Vanishing Point illustrated and applications of animation to the history of perspective
This is a reconstruction of the animation that led to five months of working with Dr. Kim Veltman in Italy and some of the richest learning experiences of my life.
In linear perspective, when parallel lines are projected onto a picture plane [1], the resulting projections [2] will intersect at a vanishing point. For lines parallel to the ground, the vanishing points will appear on the horizon line [3]. When drawing objects in perspective, the artist usually begins by drawing the horizon line and a couple vanishing points. Construction lines are drawn from those vanishing points to help the artist correctly locate the edges of buildings or other objects. Perspective drawings and paintings are sometimes classified by the number of vanishing points used in the construction.
I don't remember the exact definition of a vanishing point from Dr. Veltman's collection. It would have been similar to what I've written above: accurate and descriptive with a certain amount of precision in the use of language and inherently relative to other terms of perspective. But words don't suffice. A vanishing point demands illustration.
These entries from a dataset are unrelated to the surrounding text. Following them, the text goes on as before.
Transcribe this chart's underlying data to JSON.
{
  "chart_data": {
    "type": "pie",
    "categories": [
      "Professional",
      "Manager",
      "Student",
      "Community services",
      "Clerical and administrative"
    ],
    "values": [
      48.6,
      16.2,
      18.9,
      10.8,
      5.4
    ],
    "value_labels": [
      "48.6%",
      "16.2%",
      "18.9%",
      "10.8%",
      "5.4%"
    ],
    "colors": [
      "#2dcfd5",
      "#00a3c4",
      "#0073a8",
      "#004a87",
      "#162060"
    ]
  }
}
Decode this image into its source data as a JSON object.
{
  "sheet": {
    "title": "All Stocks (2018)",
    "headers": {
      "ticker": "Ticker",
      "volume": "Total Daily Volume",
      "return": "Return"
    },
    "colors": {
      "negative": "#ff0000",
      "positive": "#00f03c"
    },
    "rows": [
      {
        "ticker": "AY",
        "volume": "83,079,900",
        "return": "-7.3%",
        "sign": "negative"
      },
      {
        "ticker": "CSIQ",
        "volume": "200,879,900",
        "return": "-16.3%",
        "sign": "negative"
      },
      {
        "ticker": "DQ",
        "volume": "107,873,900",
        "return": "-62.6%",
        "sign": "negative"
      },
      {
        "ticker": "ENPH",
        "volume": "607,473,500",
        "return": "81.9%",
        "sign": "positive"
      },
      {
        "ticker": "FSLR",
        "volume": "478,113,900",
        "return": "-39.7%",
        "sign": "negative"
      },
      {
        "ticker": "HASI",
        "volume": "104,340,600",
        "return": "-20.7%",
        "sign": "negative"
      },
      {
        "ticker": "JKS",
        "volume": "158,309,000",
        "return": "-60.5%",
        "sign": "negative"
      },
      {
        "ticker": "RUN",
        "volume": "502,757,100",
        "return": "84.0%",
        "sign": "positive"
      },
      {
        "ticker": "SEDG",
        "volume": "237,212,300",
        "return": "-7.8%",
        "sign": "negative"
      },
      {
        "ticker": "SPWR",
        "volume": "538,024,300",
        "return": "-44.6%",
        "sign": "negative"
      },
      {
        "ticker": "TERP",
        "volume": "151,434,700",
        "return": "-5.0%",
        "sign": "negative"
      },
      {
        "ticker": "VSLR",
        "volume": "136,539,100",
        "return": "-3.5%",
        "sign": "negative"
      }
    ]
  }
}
I found my original diagram of a vanishing point painfully lacking. It looked basically like a stick figure and a pile of triangles. At the time I was very interested in animation and thought I could visualize a vanishing point more clearly with a little motion. I ended up with a stick figure and a moving pile of triangles which was much better. ;-)
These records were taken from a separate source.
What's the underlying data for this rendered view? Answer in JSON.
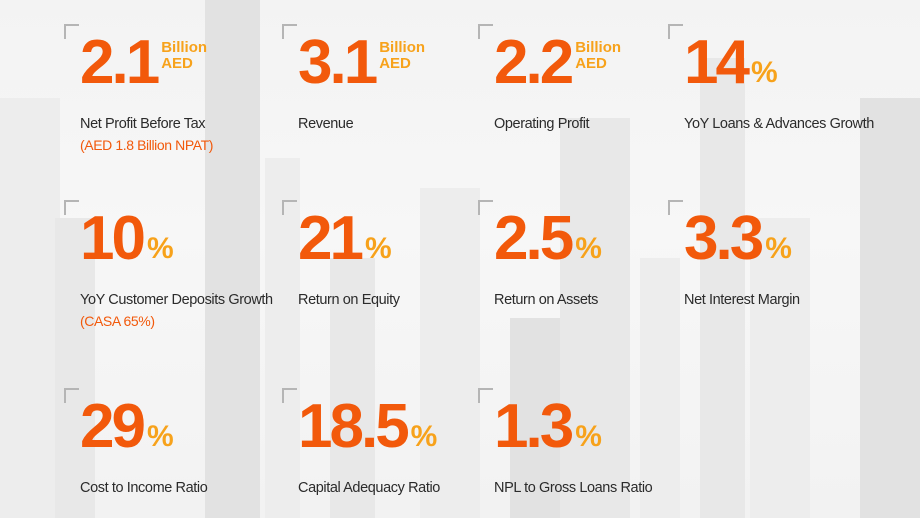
{
  "metrics": [
    {
      "value": "2.1",
      "unit_line1": "Billion",
      "unit_line2": "AED",
      "label": "Net Profit Before Tax",
      "sublabel": "(AED 1.8 Billion NPAT)"
    },
    {
      "value": "3.1",
      "unit_line1": "Billion",
      "unit_line2": "AED",
      "label": "Revenue"
    },
    {
      "value": "2.2",
      "unit_line1": "Billion",
      "unit_line2": "AED",
      "label": "Operating Profit"
    },
    {
      "value": "14",
      "percent": "%",
      "label": "YoY Loans & Advances Growth"
    },
    {
      "value": "10",
      "percent": "%",
      "label": "YoY Customer Deposits Growth",
      "sublabel": "(CASA 65%)"
    },
    {
      "value": "21",
      "percent": "%",
      "label": "Return on Equity"
    },
    {
      "value": "2.5",
      "percent": "%",
      "label": "Return on Assets"
    },
    {
      "value": "3.3",
      "percent": "%",
      "label": "Net Interest Margin"
    },
    {
      "value": "29",
      "percent": "%",
      "label": "Cost to Income Ratio"
    },
    {
      "value": "18.5",
      "percent": "%",
      "label": "Capital Adequacy Ratio"
    },
    {
      "value": "1.3",
      "percent": "%",
      "label": "NPL to Gross Loans Ratio"
    }
  ],
  "colors": {
    "value": "#f2590b",
    "unit": "#f7a21b",
    "label": "#2b2b2b",
    "corner": "#b5b5b5"
  }
}
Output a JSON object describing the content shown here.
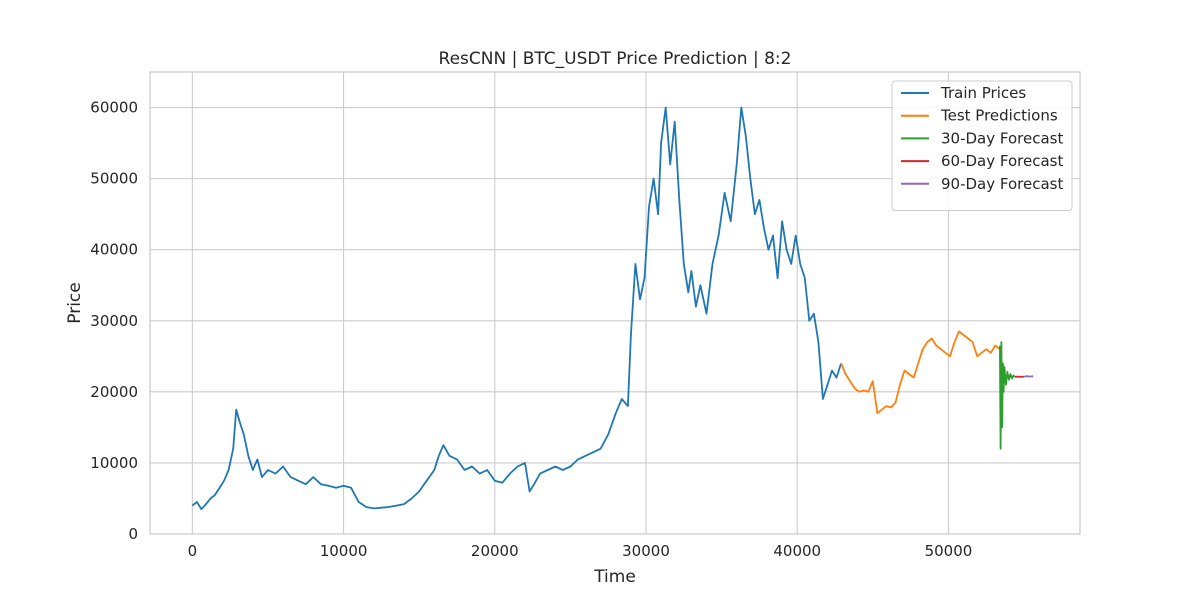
{
  "chart_data": {
    "type": "line",
    "title": "ResCNN | BTC_USDT Price Prediction | 8:2",
    "xlabel": "Time",
    "ylabel": "Price",
    "xlim": [
      -2800,
      58700
    ],
    "ylim": [
      0,
      65000
    ],
    "xticks": [
      0,
      10000,
      20000,
      30000,
      40000,
      50000
    ],
    "yticks": [
      0,
      10000,
      20000,
      30000,
      40000,
      50000,
      60000
    ],
    "grid": true,
    "legend_position": "top-right",
    "series": [
      {
        "name": "Train Prices",
        "color": "#1f77b4",
        "x": [
          0,
          300,
          600,
          900,
          1200,
          1500,
          1800,
          2100,
          2400,
          2700,
          2900,
          3100,
          3400,
          3700,
          4000,
          4300,
          4600,
          5000,
          5500,
          6000,
          6500,
          7000,
          7500,
          8000,
          8500,
          9000,
          9500,
          10000,
          10500,
          11000,
          11500,
          12000,
          12500,
          13000,
          13500,
          14000,
          14500,
          15000,
          15500,
          16000,
          16300,
          16600,
          17000,
          17500,
          18000,
          18500,
          19000,
          19500,
          20000,
          20500,
          21000,
          21500,
          22000,
          22300,
          22600,
          23000,
          23500,
          24000,
          24500,
          25000,
          25500,
          26000,
          26500,
          27000,
          27500,
          28000,
          28400,
          28800,
          29000,
          29300,
          29600,
          29900,
          30200,
          30500,
          30800,
          31000,
          31300,
          31600,
          31900,
          32200,
          32500,
          32800,
          33000,
          33300,
          33600,
          34000,
          34400,
          34800,
          35200,
          35600,
          36000,
          36300,
          36600,
          36900,
          37200,
          37500,
          37800,
          38100,
          38400,
          38700,
          39000,
          39300,
          39600,
          39900,
          40200,
          40500,
          40800,
          41100,
          41400,
          41700,
          42000,
          42300,
          42600,
          42900
        ],
        "y": [
          4000,
          4500,
          3500,
          4200,
          5000,
          5500,
          6500,
          7500,
          9000,
          12000,
          17500,
          16000,
          14000,
          11000,
          9000,
          10500,
          8000,
          9000,
          8500,
          9500,
          8000,
          7500,
          7000,
          8000,
          7000,
          6800,
          6500,
          6800,
          6500,
          4500,
          3800,
          3600,
          3700,
          3800,
          4000,
          4200,
          5000,
          6000,
          7500,
          9000,
          11000,
          12500,
          11000,
          10500,
          9000,
          9500,
          8500,
          9000,
          7500,
          7200,
          8500,
          9500,
          10000,
          6000,
          7000,
          8500,
          9000,
          9500,
          9000,
          9500,
          10500,
          11000,
          11500,
          12000,
          14000,
          17000,
          19000,
          18000,
          28000,
          38000,
          33000,
          36000,
          46000,
          50000,
          45000,
          55000,
          60000,
          52000,
          58000,
          47000,
          38000,
          34000,
          37000,
          32000,
          35000,
          31000,
          38000,
          42000,
          48000,
          44000,
          52000,
          60000,
          56000,
          50000,
          45000,
          47000,
          43000,
          40000,
          42000,
          36000,
          44000,
          40000,
          38000,
          42000,
          38000,
          36000,
          30000,
          31000,
          27000,
          19000,
          21000,
          23000,
          22000,
          24000
        ]
      },
      {
        "name": "Test Predictions",
        "color": "#ff7f0e",
        "x": [
          42900,
          43200,
          43500,
          43800,
          44100,
          44400,
          44700,
          45000,
          45300,
          45600,
          45900,
          46200,
          46500,
          46800,
          47100,
          47400,
          47700,
          48000,
          48300,
          48600,
          48900,
          49200,
          49500,
          49800,
          50100,
          50400,
          50700,
          51000,
          51300,
          51600,
          51900,
          52200,
          52500,
          52800,
          53100,
          53400
        ],
        "y": [
          24000,
          22500,
          21500,
          20500,
          20000,
          20200,
          20000,
          21500,
          17000,
          17500,
          18000,
          17800,
          18500,
          21000,
          23000,
          22500,
          22000,
          24000,
          26000,
          27000,
          27500,
          26500,
          26000,
          25500,
          25000,
          27000,
          28500,
          28000,
          27500,
          27000,
          25000,
          25500,
          26000,
          25500,
          26500,
          26000
        ]
      },
      {
        "name": "30-Day Forecast",
        "color": "#2ca02c",
        "x": [
          53400,
          53450,
          53500,
          53550,
          53600,
          53650,
          53700,
          53800,
          53900,
          54000,
          54100,
          54200,
          54300,
          54400
        ],
        "y": [
          26500,
          12000,
          27000,
          15000,
          24000,
          20000,
          23500,
          21000,
          22800,
          21700,
          22500,
          21900,
          22300,
          22100
        ]
      },
      {
        "name": "60-Day Forecast",
        "color": "#d62728",
        "x": [
          54400,
          54600,
          54800,
          55000
        ],
        "y": [
          22100,
          22150,
          22100,
          22150
        ]
      },
      {
        "name": "90-Day Forecast",
        "color": "#9467bd",
        "x": [
          55000,
          55200,
          55400,
          55600
        ],
        "y": [
          22150,
          22200,
          22150,
          22200
        ]
      }
    ]
  }
}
Without further adieu (with the caveat that an SVG plugin is required) . . . drumroll . . . (click Go):
It is probably not self evident as to why Kim was so impressed by such a simple animation. Computers as an Historical Tool for Mathematics, Science and Art will help clarify why this is an interesting contribution to the history of perspective. There are some other hints in another article which I quote below.
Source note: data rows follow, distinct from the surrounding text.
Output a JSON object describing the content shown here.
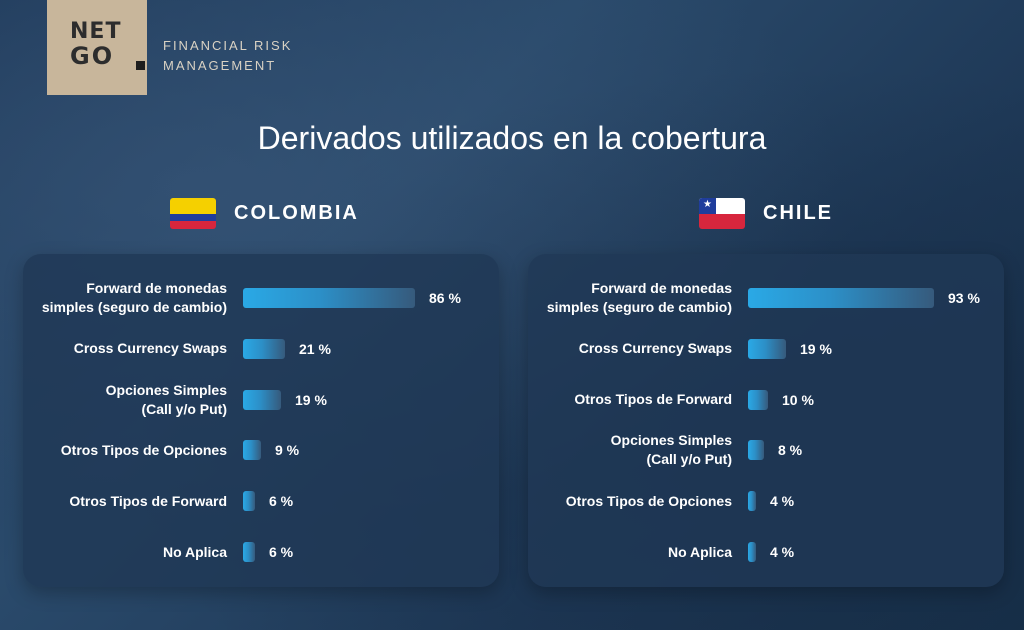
{
  "brand": {
    "logo_line1": "NET",
    "logo_line2": "GO",
    "company_line1": "FINANCIAL RISK",
    "company_line2": "MANAGEMENT",
    "logo_bg_color": "#c8b69b"
  },
  "title": "Derivados utilizados en la cobertura",
  "colors": {
    "bar_start": "#2aa9e6",
    "bar_end": "#365a7c",
    "panel": "#203856"
  },
  "chart_data": [
    {
      "type": "bar",
      "orientation": "horizontal",
      "title": "COLOMBIA",
      "flag": "colombia-flag",
      "value_suffix": " %",
      "categories": [
        "Forward de monedas simples (seguro de cambio)",
        "Cross Currency Swaps",
        "Opciones Simples (Call y/o Put)",
        "Otros Tipos de Opciones",
        "Otros Tipos de Forward",
        "No Aplica"
      ],
      "labels": [
        [
          "Forward de monedas",
          "simples (seguro de cambio)"
        ],
        [
          "Cross Currency Swaps"
        ],
        [
          "Opciones Simples",
          "(Call y/o Put)"
        ],
        [
          "Otros Tipos de Opciones"
        ],
        [
          "Otros Tipos de Forward"
        ],
        [
          "No Aplica"
        ]
      ],
      "values": [
        86,
        21,
        19,
        9,
        6,
        6
      ],
      "value_labels": [
        "86 %",
        "21 %",
        "19 %",
        "9 %",
        "6 %",
        "6 %"
      ],
      "xlim": [
        0,
        100
      ]
    },
    {
      "type": "bar",
      "orientation": "horizontal",
      "title": "CHILE",
      "flag": "chile-flag",
      "value_suffix": " %",
      "categories": [
        "Forward de monedas simples (seguro de cambio)",
        "Cross Currency Swaps",
        "Otros Tipos de Forward",
        "Opciones Simples (Call y/o Put)",
        "Otros Tipos de Opciones",
        "No Aplica"
      ],
      "labels": [
        [
          "Forward de monedas",
          "simples (seguro de cambio)"
        ],
        [
          "Cross Currency Swaps"
        ],
        [
          "Otros Tipos de Forward"
        ],
        [
          "Opciones Simples",
          "(Call y/o Put)"
        ],
        [
          "Otros Tipos de Opciones"
        ],
        [
          "No Aplica"
        ]
      ],
      "values": [
        93,
        19,
        10,
        8,
        4,
        4
      ],
      "value_labels": [
        "93 %",
        "19 %",
        "10 %",
        "8 %",
        "4 %",
        "4 %"
      ],
      "xlim": [
        0,
        100
      ]
    }
  ]
}
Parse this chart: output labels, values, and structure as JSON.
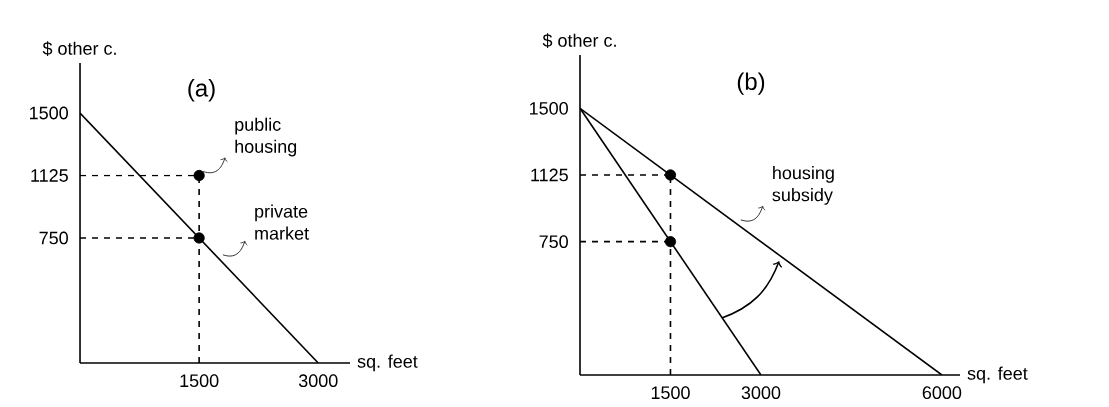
{
  "chart_data": [
    {
      "type": "line",
      "title": "(a)",
      "xlabel": "sq. feet",
      "ylabel": "$ other c.",
      "xlim": [
        0,
        3400
      ],
      "ylim": [
        0,
        1800
      ],
      "xticks": [
        1500,
        3000
      ],
      "yticks": [
        750,
        1125,
        1500
      ],
      "series": [
        {
          "color": "#000000",
          "line_style": "solid",
          "x": [
            0,
            3000
          ],
          "values": [
            1500,
            0
          ]
        },
        {
          "color": "#000000",
          "line_style": "dashed",
          "x": [
            0,
            1500
          ],
          "values": [
            1125,
            1125
          ]
        },
        {
          "color": "#000000",
          "line_style": "dashed",
          "x": [
            0,
            1500
          ],
          "values": [
            750,
            750
          ]
        },
        {
          "color": "#000000",
          "line_style": "dashed",
          "x": [
            1500,
            1500
          ],
          "values": [
            0,
            1125
          ]
        },
        {
          "type": "scatter",
          "color": "#000000",
          "marker": "circle",
          "x": [
            1500,
            1500
          ],
          "values": [
            1125,
            750
          ]
        }
      ],
      "annotations": [
        {
          "text": "public housing",
          "x": 1500,
          "y": 1125
        },
        {
          "text": "private market",
          "x": 1750,
          "y": 625
        }
      ]
    },
    {
      "type": "line",
      "title": "(b)",
      "xlabel": "sq. feet",
      "ylabel": "$ other c.",
      "xlim": [
        0,
        6300
      ],
      "ylim": [
        0,
        1800
      ],
      "xticks": [
        1500,
        3000,
        6000
      ],
      "yticks": [
        750,
        1125,
        1500
      ],
      "series": [
        {
          "color": "#000000",
          "line_style": "solid",
          "x": [
            0,
            3000
          ],
          "values": [
            1500,
            0
          ]
        },
        {
          "color": "#000000",
          "line_style": "solid",
          "x": [
            0,
            6000
          ],
          "values": [
            1500,
            0
          ]
        },
        {
          "color": "#000000",
          "line_style": "dashed",
          "x": [
            0,
            1500
          ],
          "values": [
            1125,
            1125
          ]
        },
        {
          "color": "#000000",
          "line_style": "dashed",
          "x": [
            0,
            1500
          ],
          "values": [
            750,
            750
          ]
        },
        {
          "color": "#000000",
          "line_style": "dashed",
          "x": [
            1500,
            1500
          ],
          "values": [
            0,
            1125
          ]
        },
        {
          "type": "scatter",
          "color": "#000000",
          "marker": "circle",
          "x": [
            1500,
            1500
          ],
          "values": [
            1125,
            750
          ]
        }
      ],
      "annotations": [
        {
          "text": "housing subsidy",
          "x": 2600,
          "y": 850
        }
      ]
    }
  ]
}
Back to the pictures of infinity. Notice how as the projected lines grow ever more slowly towards the vanishing point before leaping at the very end. This is a direct consequence of geometry and infinity. The ground lines are growing at a constant rate whereas their projections are growing in a ratio relative to the point of view and position of the picture plane. If I let it keep going it does eventually get fairly close to the end, but it's really not worth the wait. Someday I'll rearrange the animation so the projected lines grow at a constant rate. I'll still have to do some fudging towards the end as the ground lines approach the limits of the SVG coordinate system.
Speaking of coordinate systems there's another detail worth mentioning if you're inclined to look at the code behind the animation. SVG uses a two-dimensional coordinate system whereas the scene I'm depicting is three-dimensional. For this animation I'm just using the 2D coordinates to calculate intersections. In the AutoCAD version I had the advantage of a three dimensional coordinate system for my code. That arrangement more accurately reflects the actual geometry at work when light reflects off of objects and into our eyes. For simplicity my stick figure is a cyclops. In both of these ways I'm actually continuing a very long tradition in the history of perspective and geometry in general. :-)
Here's how Kim described it in the introduction to Computers and Renaissance Perspective
A long tradition of Euclidean geometry developed two-dimensional conventions of representation to the extent that they were part of the legitimation process in mathematics. As a result, Renaissance treatises on perspective evidence a basic paradox: they use abstract two-dimensional conventions to display the principles of a new three-dimensional method of representing space. This is achieved by folding different planes (usually a lateral view and or a ground view) into a single plane (usually a frontal view). This procedure of folding back (technically termed ribaltimento in Italian and rabattement in French), makes most of the diagrams in the early treatises virtually incomprehensible to the untrained eye, all the more so because the reader is confronted with a completed construction which usually gives no visual clues concerning the steps taken to get there. One can identify the steps taken in arriving at an end product in any of these constructions; one can reconstruct these steps and theoretically it would be possible to print these, except that the cost of including so many diagrams makes this alternative prohibitively expensive. All of which helps explain why these treatises have never been studied systematically.
Many of the animations I created in Siena were folding the two-dimensional images into their three-dimensional origins. In one, I animated the steps Piero della Francesca described to construct a perspective image of a pentagon. No small task to understand a centuries old Italian text on a geometric construction. When I was done animating his instructions I re-did the animation in a way that I thought made the technique he was describing more clear. If I remember correctly, I then folded the resulting drawing into its three-dimensional arrangement and animated something of a proof of the technique by projecting lines from the point of view to the pentagon on the ground and showing that constructed image aligns correctly. When I get more tuits I'll see if I can repeat that stunt. :-)
[1,2] See my illustration of perspective basics
[3] I still haven't illustrated a horizon line anywhere.